The section within which I worked was interested in a range of issues affecting Small and Medium Sized Enterprises, but particularly access to finance. I am not sure how the meeting with the gentleman from the City came about, but I was asked to take the minutes when my Grade 7 section leader met with him.
I was not overly impressed by the appearance of this overweight chap, dressed in a pin stripe suit which he seemed to have slept in. To cap it all, the space between his suit stripes was at least an inch! A sure sign of a bounder, in my opinion. And there was no sign that he was a vigorous, innovative entrepreneur. Quite the opposite in fact, as we soon discovered.

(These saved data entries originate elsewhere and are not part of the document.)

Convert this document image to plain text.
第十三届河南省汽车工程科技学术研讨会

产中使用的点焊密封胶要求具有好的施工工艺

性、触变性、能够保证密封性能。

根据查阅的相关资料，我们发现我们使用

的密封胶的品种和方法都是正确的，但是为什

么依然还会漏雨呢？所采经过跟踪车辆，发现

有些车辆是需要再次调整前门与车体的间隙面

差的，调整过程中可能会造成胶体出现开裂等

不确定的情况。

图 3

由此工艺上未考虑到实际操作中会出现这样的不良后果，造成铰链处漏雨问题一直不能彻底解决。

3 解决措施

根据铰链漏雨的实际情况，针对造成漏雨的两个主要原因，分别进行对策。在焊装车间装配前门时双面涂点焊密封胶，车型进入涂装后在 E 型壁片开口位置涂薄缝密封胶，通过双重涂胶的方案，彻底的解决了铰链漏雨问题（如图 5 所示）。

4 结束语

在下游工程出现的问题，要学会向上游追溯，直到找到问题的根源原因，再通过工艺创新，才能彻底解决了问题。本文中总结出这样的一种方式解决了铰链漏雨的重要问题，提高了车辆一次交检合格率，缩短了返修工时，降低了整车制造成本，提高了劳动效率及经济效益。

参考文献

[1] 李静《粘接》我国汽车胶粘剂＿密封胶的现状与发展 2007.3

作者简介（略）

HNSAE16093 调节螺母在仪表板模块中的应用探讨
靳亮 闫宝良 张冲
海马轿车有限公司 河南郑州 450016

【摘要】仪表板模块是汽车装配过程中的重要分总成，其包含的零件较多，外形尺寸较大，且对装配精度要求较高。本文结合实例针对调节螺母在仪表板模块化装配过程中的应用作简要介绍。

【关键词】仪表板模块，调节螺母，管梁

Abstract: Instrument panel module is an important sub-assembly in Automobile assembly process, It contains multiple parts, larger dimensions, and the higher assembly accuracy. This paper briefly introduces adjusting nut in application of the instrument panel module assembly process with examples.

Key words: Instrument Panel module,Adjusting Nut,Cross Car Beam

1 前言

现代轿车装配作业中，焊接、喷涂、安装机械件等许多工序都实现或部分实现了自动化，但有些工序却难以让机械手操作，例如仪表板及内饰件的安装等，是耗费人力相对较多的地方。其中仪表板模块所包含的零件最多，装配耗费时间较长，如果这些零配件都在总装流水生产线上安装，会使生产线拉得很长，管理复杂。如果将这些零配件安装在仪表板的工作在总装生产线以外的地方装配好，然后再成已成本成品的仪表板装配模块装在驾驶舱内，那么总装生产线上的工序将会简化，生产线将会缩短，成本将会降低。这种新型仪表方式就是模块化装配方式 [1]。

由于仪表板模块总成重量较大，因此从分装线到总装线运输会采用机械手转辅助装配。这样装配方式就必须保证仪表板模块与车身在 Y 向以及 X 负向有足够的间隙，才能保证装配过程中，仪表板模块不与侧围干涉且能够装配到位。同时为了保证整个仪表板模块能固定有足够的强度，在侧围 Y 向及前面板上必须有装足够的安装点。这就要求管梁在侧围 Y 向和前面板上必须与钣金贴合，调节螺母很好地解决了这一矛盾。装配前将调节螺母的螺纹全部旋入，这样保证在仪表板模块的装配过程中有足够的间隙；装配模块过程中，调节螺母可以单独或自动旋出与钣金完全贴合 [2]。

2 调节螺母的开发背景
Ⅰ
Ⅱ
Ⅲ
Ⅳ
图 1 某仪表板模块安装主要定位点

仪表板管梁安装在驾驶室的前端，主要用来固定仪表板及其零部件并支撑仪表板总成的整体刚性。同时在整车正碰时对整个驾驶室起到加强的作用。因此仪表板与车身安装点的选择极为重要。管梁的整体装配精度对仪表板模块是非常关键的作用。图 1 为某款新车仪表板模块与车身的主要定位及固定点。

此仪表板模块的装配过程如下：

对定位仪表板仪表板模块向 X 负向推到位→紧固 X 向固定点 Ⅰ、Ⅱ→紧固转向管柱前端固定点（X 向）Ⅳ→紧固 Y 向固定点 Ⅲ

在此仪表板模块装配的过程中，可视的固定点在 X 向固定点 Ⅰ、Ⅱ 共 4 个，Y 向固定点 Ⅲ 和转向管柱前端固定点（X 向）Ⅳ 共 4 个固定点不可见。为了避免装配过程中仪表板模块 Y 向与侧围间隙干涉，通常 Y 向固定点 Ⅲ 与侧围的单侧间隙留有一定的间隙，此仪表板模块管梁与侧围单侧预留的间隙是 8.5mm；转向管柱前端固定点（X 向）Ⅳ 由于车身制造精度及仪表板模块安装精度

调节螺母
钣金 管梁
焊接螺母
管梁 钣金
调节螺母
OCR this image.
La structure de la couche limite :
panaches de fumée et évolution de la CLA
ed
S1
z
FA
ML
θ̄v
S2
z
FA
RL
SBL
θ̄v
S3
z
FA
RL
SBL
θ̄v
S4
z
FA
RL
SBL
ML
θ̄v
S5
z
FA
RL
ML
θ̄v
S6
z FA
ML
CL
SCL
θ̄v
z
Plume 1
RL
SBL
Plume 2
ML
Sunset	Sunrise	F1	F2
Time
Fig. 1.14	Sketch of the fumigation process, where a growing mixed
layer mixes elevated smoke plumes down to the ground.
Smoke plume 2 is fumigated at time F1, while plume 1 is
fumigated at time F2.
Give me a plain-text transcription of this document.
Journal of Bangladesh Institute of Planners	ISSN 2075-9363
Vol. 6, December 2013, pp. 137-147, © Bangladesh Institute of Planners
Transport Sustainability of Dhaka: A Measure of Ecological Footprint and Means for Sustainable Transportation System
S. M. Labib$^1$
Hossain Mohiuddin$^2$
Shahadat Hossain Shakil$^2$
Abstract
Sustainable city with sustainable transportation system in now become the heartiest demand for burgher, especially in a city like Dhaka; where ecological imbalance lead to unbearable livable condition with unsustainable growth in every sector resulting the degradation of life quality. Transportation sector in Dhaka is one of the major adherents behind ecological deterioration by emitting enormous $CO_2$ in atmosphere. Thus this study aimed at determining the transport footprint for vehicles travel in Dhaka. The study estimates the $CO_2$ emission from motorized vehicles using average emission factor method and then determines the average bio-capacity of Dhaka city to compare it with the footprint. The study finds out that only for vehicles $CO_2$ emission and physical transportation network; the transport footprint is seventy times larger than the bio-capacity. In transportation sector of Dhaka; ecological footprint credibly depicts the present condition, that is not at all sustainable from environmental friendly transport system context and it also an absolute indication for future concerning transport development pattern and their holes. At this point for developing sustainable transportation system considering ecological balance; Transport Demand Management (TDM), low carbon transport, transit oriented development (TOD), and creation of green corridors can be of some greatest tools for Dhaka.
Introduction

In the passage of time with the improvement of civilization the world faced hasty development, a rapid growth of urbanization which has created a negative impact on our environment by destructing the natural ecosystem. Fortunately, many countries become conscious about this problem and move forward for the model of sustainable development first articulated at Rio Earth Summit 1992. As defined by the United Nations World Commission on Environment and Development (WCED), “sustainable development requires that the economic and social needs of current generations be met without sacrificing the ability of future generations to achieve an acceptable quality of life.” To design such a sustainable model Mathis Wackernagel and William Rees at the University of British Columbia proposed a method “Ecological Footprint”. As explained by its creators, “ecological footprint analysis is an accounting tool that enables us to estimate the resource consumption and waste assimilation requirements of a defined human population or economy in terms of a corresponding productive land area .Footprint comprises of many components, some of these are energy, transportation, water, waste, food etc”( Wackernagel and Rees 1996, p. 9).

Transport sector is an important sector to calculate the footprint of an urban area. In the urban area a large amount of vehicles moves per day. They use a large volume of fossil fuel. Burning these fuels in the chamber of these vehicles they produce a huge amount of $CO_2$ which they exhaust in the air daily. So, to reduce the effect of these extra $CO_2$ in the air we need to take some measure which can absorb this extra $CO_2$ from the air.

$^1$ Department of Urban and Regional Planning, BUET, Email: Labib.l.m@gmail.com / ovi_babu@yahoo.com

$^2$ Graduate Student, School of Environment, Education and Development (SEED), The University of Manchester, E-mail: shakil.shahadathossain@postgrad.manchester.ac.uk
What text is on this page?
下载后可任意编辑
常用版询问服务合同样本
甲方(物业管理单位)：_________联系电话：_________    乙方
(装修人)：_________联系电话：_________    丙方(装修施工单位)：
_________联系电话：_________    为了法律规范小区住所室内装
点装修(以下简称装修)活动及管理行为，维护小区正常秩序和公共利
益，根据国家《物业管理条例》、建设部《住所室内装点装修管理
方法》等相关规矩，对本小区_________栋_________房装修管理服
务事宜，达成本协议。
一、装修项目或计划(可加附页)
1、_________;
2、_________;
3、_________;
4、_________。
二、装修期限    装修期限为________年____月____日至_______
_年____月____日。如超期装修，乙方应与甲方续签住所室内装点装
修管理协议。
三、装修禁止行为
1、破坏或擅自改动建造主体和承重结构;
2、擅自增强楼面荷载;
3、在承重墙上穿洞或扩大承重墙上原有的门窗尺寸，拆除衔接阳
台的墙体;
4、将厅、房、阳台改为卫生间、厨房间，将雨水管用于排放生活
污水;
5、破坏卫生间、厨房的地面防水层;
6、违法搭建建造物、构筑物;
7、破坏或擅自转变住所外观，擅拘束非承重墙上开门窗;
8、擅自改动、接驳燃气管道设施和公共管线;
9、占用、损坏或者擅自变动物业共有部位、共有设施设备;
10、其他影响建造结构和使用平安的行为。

My boss cut to the chase. Why were SMEs, particularly new business starts ups in manufacturing, technology and the like finding it hard to obtain finance in the City? The answer was straightforward, but surprising. They were not asking for enough money. What?
Put simply, the cost of appraising a request for funding in a manufacturing project was so expensive that City firms were looking to make investments of around £1 million so as to recover their appraisal costs. In other words, the analysts, for example engineering graduates, were making more money in the City than in industry and the cost of employing them was making it harder for industry to raise money.
The City in 1987 was looking to make investments of around £1 million when few business start ups wanted more than about £300,000 from the City. Hardly surprising then that the City switched to speculating with paper when it had effectively priced itself out of the market for investment in the real as opposed to virtual economy.
I formed the distinct impression, after the meeting was over that my boss was wondering why he had bothered to arrange it in the first place. All we had done was prove, beyond reasonable doubt that the City was closed for business as far as most SMEs were concerned. Kind of sounds familiar, does it not?